Trance Farm has obtained credible information and documents from several American-based Trance producers whose songs have been rejected by some of the more popular Trance labels. Feedback forms and emails seem to mirror each other with the comment, “It’s a good track, but…..” And, the “but” is always the same – “You’re not an established European producer” or, more recently, “You’re an American.”
The music business isn’t fair – it never claimed to be. Another trend we’re seeing is “Producers,” mainly European, who have no history of releasing music, magically signing to reputable labels. To be fair, it makes you wonder how that piece of music was brought to fruition. The question also begs why the song was chosen for release ahead of someone who has spent hours in front of their computer trying their damndest to compete, and not on social media.
From a business standpoint, it makes sense that a signed piece of music is meant to reach as many people as possible for purchase. And, if having to choose an artist with a well-established social media presence versus someone who doesn’t, the decision is often easy to make.
So, why aren’t Americans getting a fair shake? Well, there’s an adage that Trance is a boys club, and if you’re not included in a specific circle of people, it isn’t easy to be heard, purchased, and play gigs. The fact is social media followers and likes matter. Even feature articles by blogs such as this don’t hurt an artist when competing for record deals, clubs, and festival slots.
Time, effort, and money go into releasing a song. Many record label owners have other jobs, but the well-established ones do pretty well for themselves. After all, name recognition is the selling point, and labels often take advantage of this by offering the public merchandise to accompany their brand.
Since name recognition is of the gravest importance, many labels have a core group of successful artists that regularly release – it’s what makes up their brand. Some of those artists decided years ago to leave America and move to Europe, where their physical presence is easily seen. After all, that’s where the gigs are.
And, it makes sense, right?
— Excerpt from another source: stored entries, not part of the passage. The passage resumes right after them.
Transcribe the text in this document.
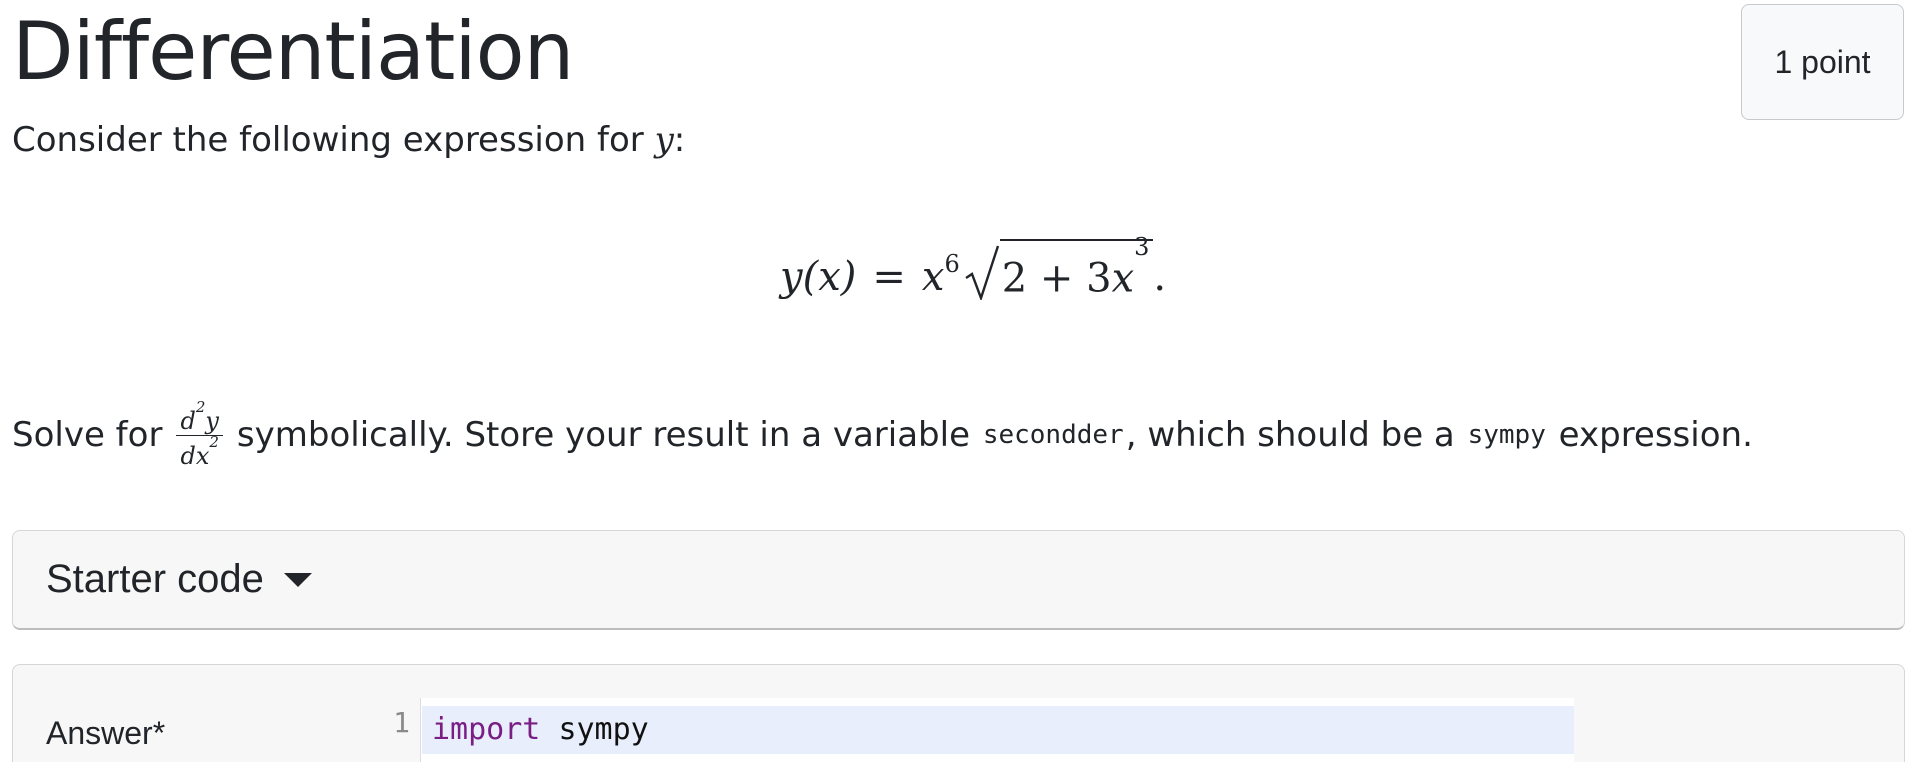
Differentiation	1 point
Consider the following expression for y:
$y(x) = x^6$ $2 + 3x^3$
.
Solve for $\frac{d^2y}{dx^2}$ symbolically. Store your result in a variable
secondder , which should be a
sympy
expression.
Starter code
Answer*	1 import sympy
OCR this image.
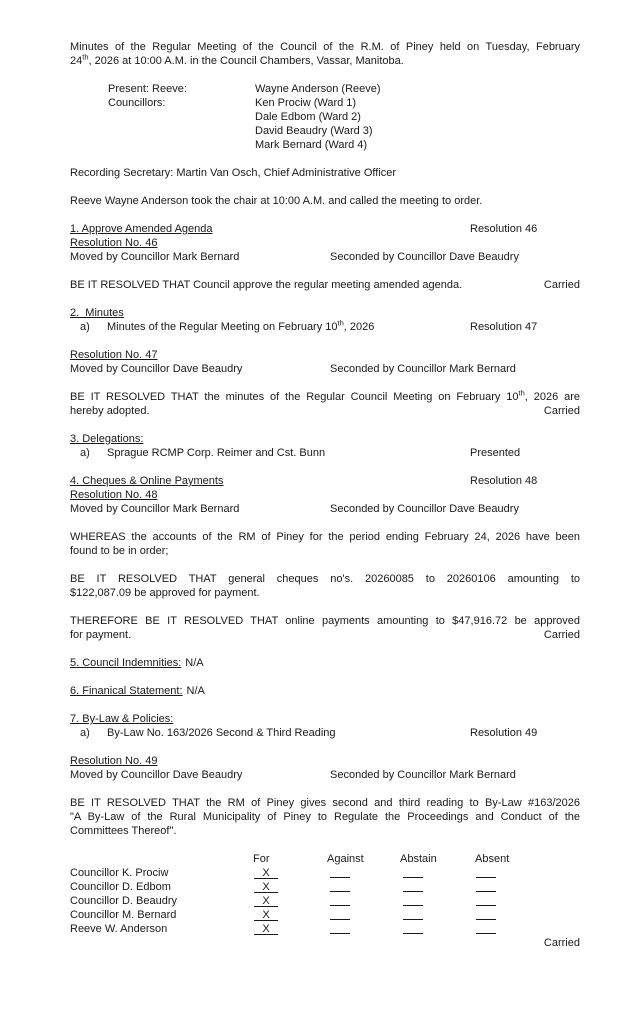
Minutes of the Regular Meeting of the Council of the R.M. of Piney held on Tuesday, February
24th, 2026 at 10:00 A.M. in the Council Chambers, Vassar, Manitoba.
Present: Reeve:	Wayne Anderson (Reeve)
Councillors:	Ken Prociw (Ward 1)
Dale Edbom (Ward 2)
David Beaudry (Ward 3)
Mark Bernard (Ward 4)
Recording Secretary: Martin Van Osch, Chief Administrative Officer
Reeve Wayne Anderson took the chair at 10:00 A.M. and called the meeting to order.
1. Approve Amended Agenda	Resolution 46
Resolution No. 46
Moved by Councillor Mark Bernard	Seconded by Councillor Dave Beaudry
BE IT RESOLVED THAT Council approve the regular meeting amended agenda.	Carried
2.  Minutes
a) Minutes of the Regular Meeting on February 10th, 2026	Resolution 47
Resolution No. 47
Moved by Councillor Dave Beaudry	Seconded by Councillor Mark Bernard
BE IT RESOLVED THAT the minutes of the Regular Council Meeting on February 10th, 2026 are
hereby adopted.	Carried
3. Delegations:
a) Sprague RCMP Corp. Reimer and Cst. Bunn	Presented
4. Cheques & Online Payments	Resolution 48
Resolution No. 48
Moved by Councillor Mark Bernard	Seconded by Councillor Dave Beaudry
WHEREAS the accounts of the RM of Piney for the period ending February 24, 2026 have been
found to be in order;
BE IT RESOLVED THAT general cheques no's. 20260085 to 20260106 amounting to
$122,087.09 be approved for payment.
THEREFORE BE IT RESOLVED THAT online payments amounting to $47,916.72 be approved
for payment.	Carried
5. Council Indemnities: N/A
6. Finanical Statement: N/A
7. By-Law & Policies:
a) By-Law No. 163/2026 Second & Third Reading	Resolution 49
Resolution No. 49
Moved by Councillor Dave Beaudry	Seconded by Councillor Mark Bernard
BE IT RESOLVED THAT the RM of Piney gives second and third reading to By-Law #163/2026
"A By-Law of the Rural Municipality of Piney to Regulate the Proceedings and Conduct of the
Committees Thereof".
For	Against	Abstain	Absent
Councillor K. Prociw	X
Councillor D. Edbom	X
Councillor D. Beaudry	X
Councillor M. Bernard	X
Reeve W. Anderson	X
Carried
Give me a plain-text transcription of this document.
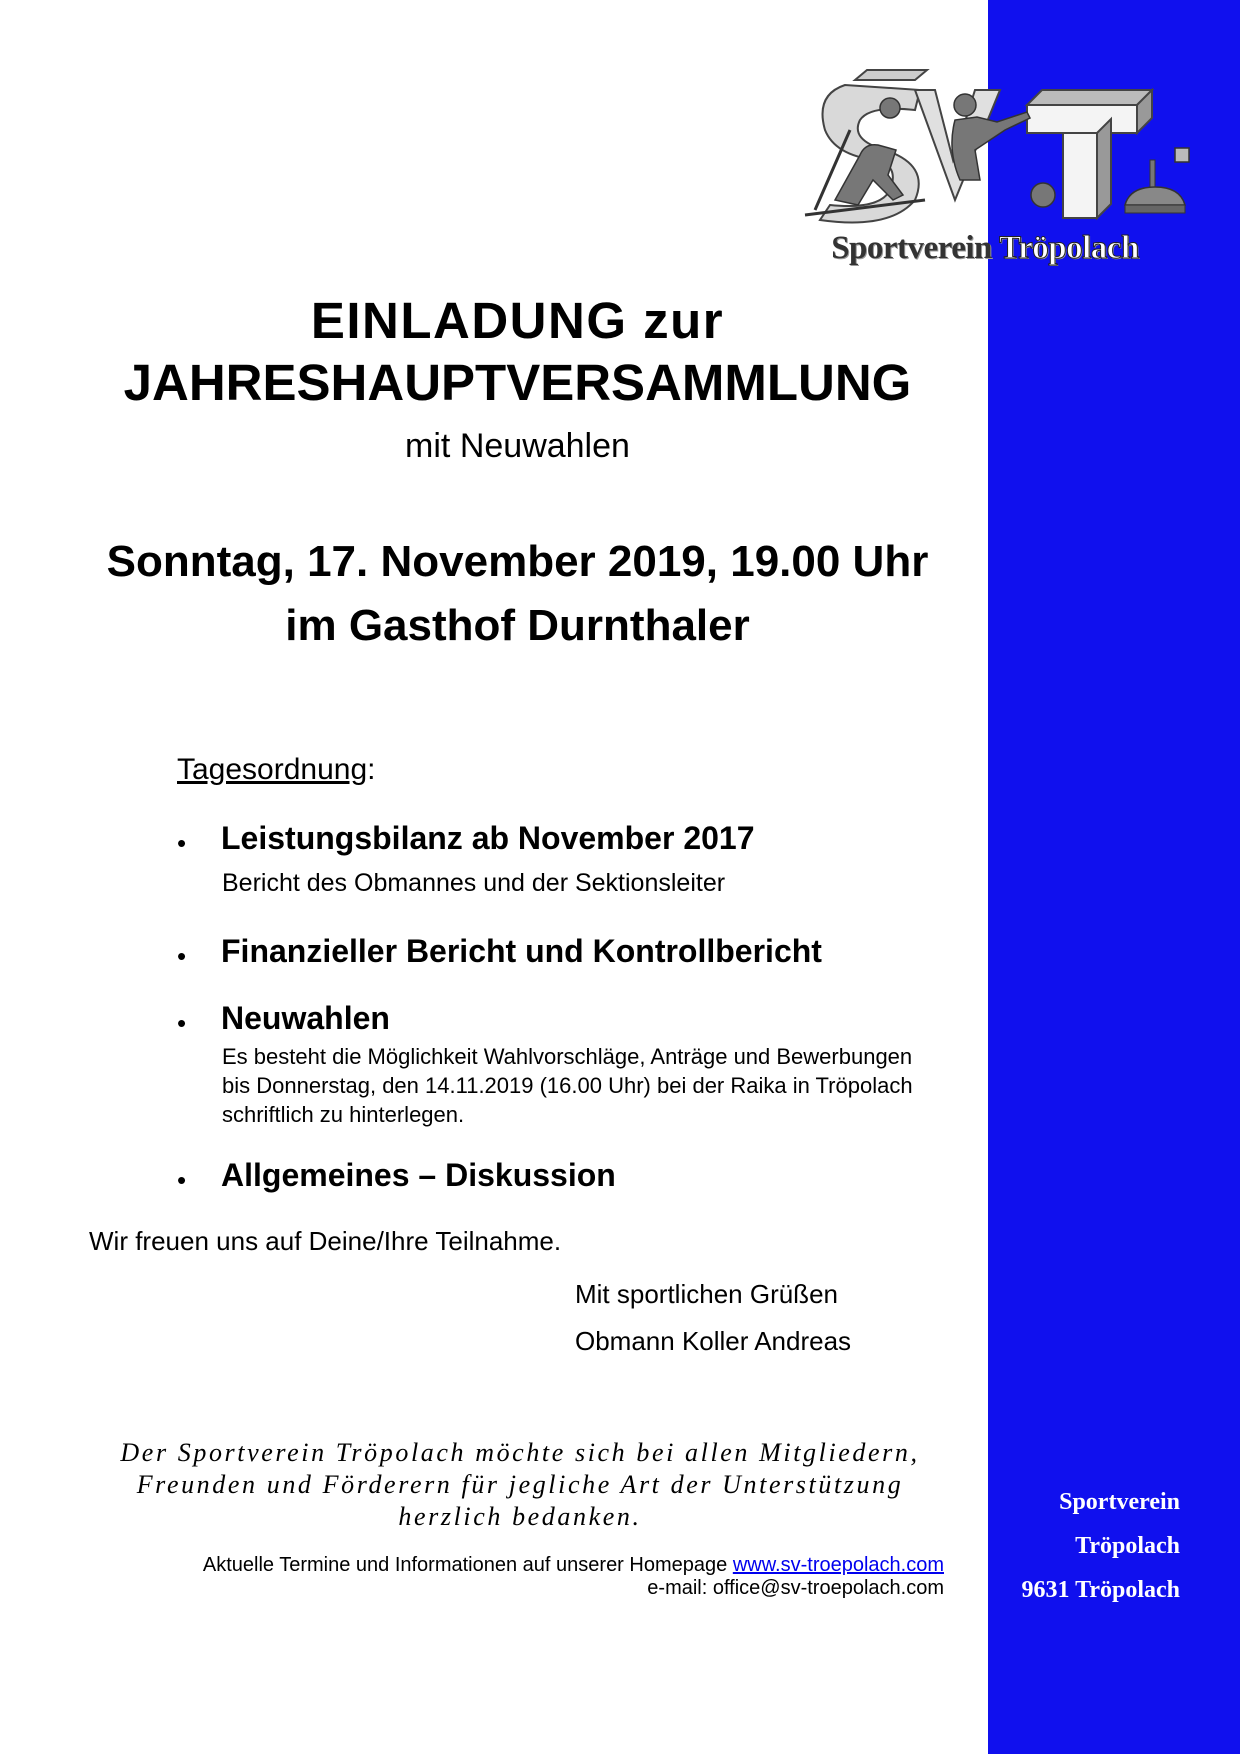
Sportverein
Tröpolach
9631 Tröpolach
Sportverein Tröpolach
EINLADUNG zur
JAHRESHAUPTVERSAMMLUNG
mit Neuwahlen
Sonntag, 17. November 2019, 19.00 Uhr
im Gasthof Durnthaler
Tagesordnung:
• Leistungsbilanz ab November 2017
Bericht des Obmannes und der Sektionsleiter
• Finanzieller Bericht und Kontrollbericht
• Neuwahlen
Es besteht die Möglichkeit Wahlvorschläge, Anträge und Bewerbungen bis Donnerstag, den 14.11.2019 (16.00 Uhr) bei der Raika in Tröpolach schriftlich zu hinterlegen.
• Allgemeines – Diskussion
Wir freuen uns auf Deine/Ihre Teilnahme.
Mit sportlichen Grüßen
Obmann Koller Andreas
Der Sportverein Tröpolach möchte sich bei allen Mitgliedern,
Freunden und Förderern für jegliche Art der Unterstützung
herzlich bedanken.
Aktuelle Termine und Informationen auf unserer Homepage www.sv-troepolach.com
e-mail: office@sv-troepolach.com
Most of the high-profile events, save EDC and Ultra Music Festival, are held outside the United States and cater to the European or English audience. Sure, DJs travel to America, but it’s generally to the same ten clubs. Chicago’s Sound-Bar is the closest to Trance Farm’s Cincinnati home.
So, does all of this account for why Americans are being shunned? Is it truly a case of the name attached to the track? Admit it, when you see your favorite producer has released a song, you’re more apt to enjoy it because you’re already a fan. And, maybe that’s what the record companies are literally banking on. Since many of the A-list producers are European, the bar has already been set to crack into the elite.
And, who makes someone “elite?” Well, it’s you and the continued likes and comments on social media posts that drive them to the top of people’s newsfeeds. Perhaps it’s to make yourself look cool or included when in reality, there is so much good music out there that will never be heard because you don’t take the time to explore. But why?
We’re a lazy society, intimidated by the sheer amount of music that is available. And can you blame us? Twenty-five thousand songs are uploaded weekly to Beatport while another 20,000 are uploaded daily to Spotify. Most will go unheard, and that’s probably a good thing. But, the bottom line is that the majority of people go with what they already know. It’s already accessible and easily relatable because other people said so.
It’s a vicious cycle and one that many record companies will never break in fear of losing their place in the popularity competition.